From my read of the new terms, WhatsApp is changing the way its policy works for messaging businesses through WhatsApp. "If you message a business (with an official business account), that data may be saved on Facebook servers, and if you buy from a business on WhatsApp via Shops, your shopping activity will go into your profile." (Link)

The policy changes absolutely nothing when it comes to the privacy of your messages with your friends and family, which is why the backlash and outcry seems a bit over the top. Which is also why I don't think we're actually going to see a significant shift to Signal/Telegram. There will be a lot more users in India downloading these other apps and signing up, but how many of those will uninstall and delete WhatsApp?

Another thing to note is that a majority of Indians probably don't know (or care) about privacy. I am not saying that this is good or bad, but just the reality of the situation. WhatsApp now has over 450M Monthly Active Users in India and probably comprises of >90% of India's internet users. For millions of Indians, WhatsApp is their first interaction with the internet. It lets them stay connected with family and friends, run their businesses and a whole lot more. Do we really think they care about these changes that WhatsApp is rolling and which, honestly, largely do not affect them?

Another problem for Signal and Telegram is WhatsApp's network. This hasn't been discussed enough in the Indian context while talking about the backlash. Even if people move to other platforms, moving their networks is going to be a huge and long challenge. Groups are immensely popular on WhatsApp (apart from1-1 messages) and moving these groups to a different messaging app will be very difficult. As WhatsApp becomes more integrated in Indian society (WhatsApp Pay + WhatsApp Business gaining popularity), competing against it will be an uphill battle for other messaging platforms.

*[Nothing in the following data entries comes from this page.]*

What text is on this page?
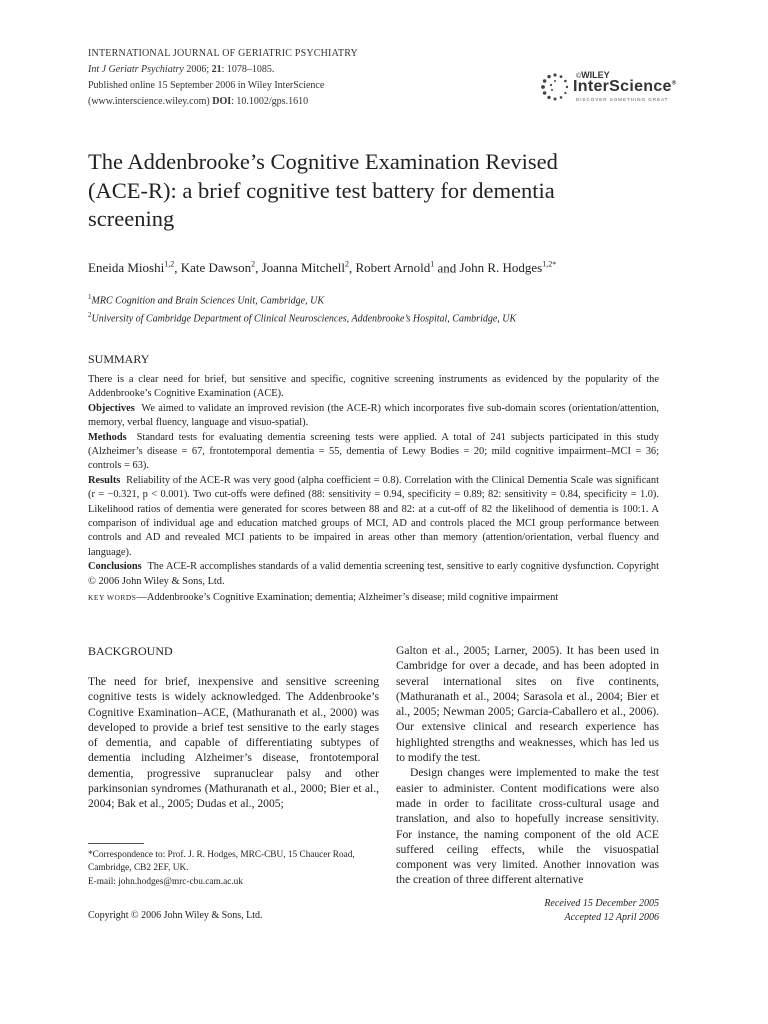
INTERNATIONAL JOURNAL OF GERIATRIC PSYCHIATRY
Int J Geriatr Psychiatry 2006; 21: 1078–1085.
Published online 15 September 2006 in Wiley InterScience
(www.interscience.wiley.com) DOI: 10.1002/gps.1610
©WILEY
InterScience®
DISCOVER SOMETHING GREAT
The Addenbrooke’s Cognitive Examination Revised (ACE-R): a brief cognitive test battery for dementia screening
Eneida Mioshi$^{1,2}$, Kate Dawson$^2$, Joanna Mitchell$^2$, Robert Arnold$^1$ and John R. Hodges$^{1,2*}$
$^1$MRC Cognition and Brain Sciences Unit, Cambridge, UK
$^2$University of Cambridge Department of Clinical Neurosciences, Addenbrooke’s Hospital, Cambridge, UK
SUMMARY

There is a clear need for brief, but sensitive and specific, cognitive screening instruments as evidenced by the popularity of the Addenbrooke’s Cognitive Examination (ACE).

Objectives We aimed to validate an improved revision (the ACE-R) which incorporates five sub-domain scores (orientation/attention, memory, verbal fluency, language and visuo-spatial).

Methods Standard tests for evaluating dementia screening tests were applied. A total of 241 subjects participated in this study (Alzheimer’s disease = 67, frontotemporal dementia = 55, dementia of Lewy Bodies = 20; mild cognitive impairment–MCI = 36; controls = 63).

Results Reliability of the ACE-R was very good (alpha coefficient = 0.8). Correlation with the Clinical Dementia Scale was significant (r = −0.321, p < 0.001). Two cut-offs were defined (88: sensitivity = 0.94, specificity = 0.89; 82: sensitivity = 0.84, specificity = 1.0). Likelihood ratios of dementia were generated for scores between 88 and 82: at a cut-off of 82 the likelihood of dementia is 100:1. A comparison of individual age and education matched groups of MCI, AD and controls placed the MCI group performance between controls and AD and revealed MCI patients to be impaired in areas other than memory (attention/orientation, verbal fluency and language).

Conclusions The ACE-R accomplishes standards of a valid dementia screening test, sensitive to early cognitive dysfunction. Copyright © 2006 John Wiley & Sons, Ltd.

KEY WORDS—Addenbrooke’s Cognitive Examination; dementia; Alzheimer’s disease; mild cognitive impairment
BACKGROUND

The need for brief, inexpensive and sensitive screening cognitive tests is widely acknowledged. The Addenbrooke’s Cognitive Examination–ACE, (Mathuranath et al., 2000) was developed to provide a brief test sensitive to the early stages of dementia, and capable of differentiating subtypes of dementia including Alzheimer’s disease, frontotemporal dementia, progressive supranuclear palsy and other parkinsonian syndromes (Mathuranath et al., 2000; Bier et al., 2004; Bak et al., 2005; Dudas et al., 2005;

Galton et al., 2005; Larner, 2005). It has been used in Cambridge for over a decade, and has been adopted in several international sites on five continents, (Mathuranath et al., 2004; Sarasola et al., 2004; Bier et al., 2005; Newman 2005; Garcia-Caballero et al., 2006). Our extensive clinical and research experience has highlighted strengths and weaknesses, which has led us to modify the test.

Design changes were implemented to make the test easier to administer. Content modifications were also made in order to facilitate cross-cultural usage and translation, and also to hopefully increase sensitivity. For instance, the naming component of the old ACE suffered ceiling effects, while the visuospatial component was very limited. Another innovation was the creation of three different alternative

*Correspondence to: Prof. J. R. Hodges, MRC-CBU, 15 Chaucer Road, Cambridge, CB2 2EF, UK.

E-mail: john.hodges@mrc-cbu.cam.ac.uk

Copyright © 2006 John Wiley & Sons, Ltd.
Received 15 December 2005
Accepted 12 April 2006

This is not to say that a different messaging platform can't eventually come up and overtake WhatsApp in India, but I don't think that will happen anytime soon (unless maybe the Indian government bans the app). Until then, India will continue to run on WhatsApp

🗞️ News of the week

  • Ludo King becomes the first Indian gaming app to cross 100M downloads and recently crossed 500M downloads.

  • The real-money trivia app Zupee raise another $10M from WestCap Group and existing backer Matrix Partners India.

  • According to Bloomberg, BYJUs is acquiring Aakash Educational Services for $1 Billion

  • CoinSwitch Kuber announced it raised a $15M Series A from Ribbit Capital and Paradigm. Existing investors Sequoia Capital and Kunal Shah also participated in the round.

  • Amazon is launching Amazon Academy to cater to students preparing for the JEE (Joint Entrance Examination), which is used for admissions to engineering colleges, including the IITs.

  • N+1 Capital, the newly launched revenue-based debt fund started by investment professionals Rahul Chowdhury and Ashish Singla, aims to raise up to $100 million to invest in startups.

📰 What we've read and listened to this week

🎙️ Podcast of the week: The BigBasket Story: From being written off to $2+ Bn valuation

📚 Book of the week: Uncanny Valley by Anna Wiener

This memoir is written by the New Yorker's tech reporter. It tells the story of her transition from the publishing industry to a series of jobs at technology companies, and her gradual disillusionment with the industry. I didn't find it compelling, even though it is well written. An extended cameo by Stripe CEO Patrick Collison is perhaps one of the highlights of the book. Shame, because some of Winer's New Yorker articles are good. I enjoyed this one on moderating Hacker News, for example.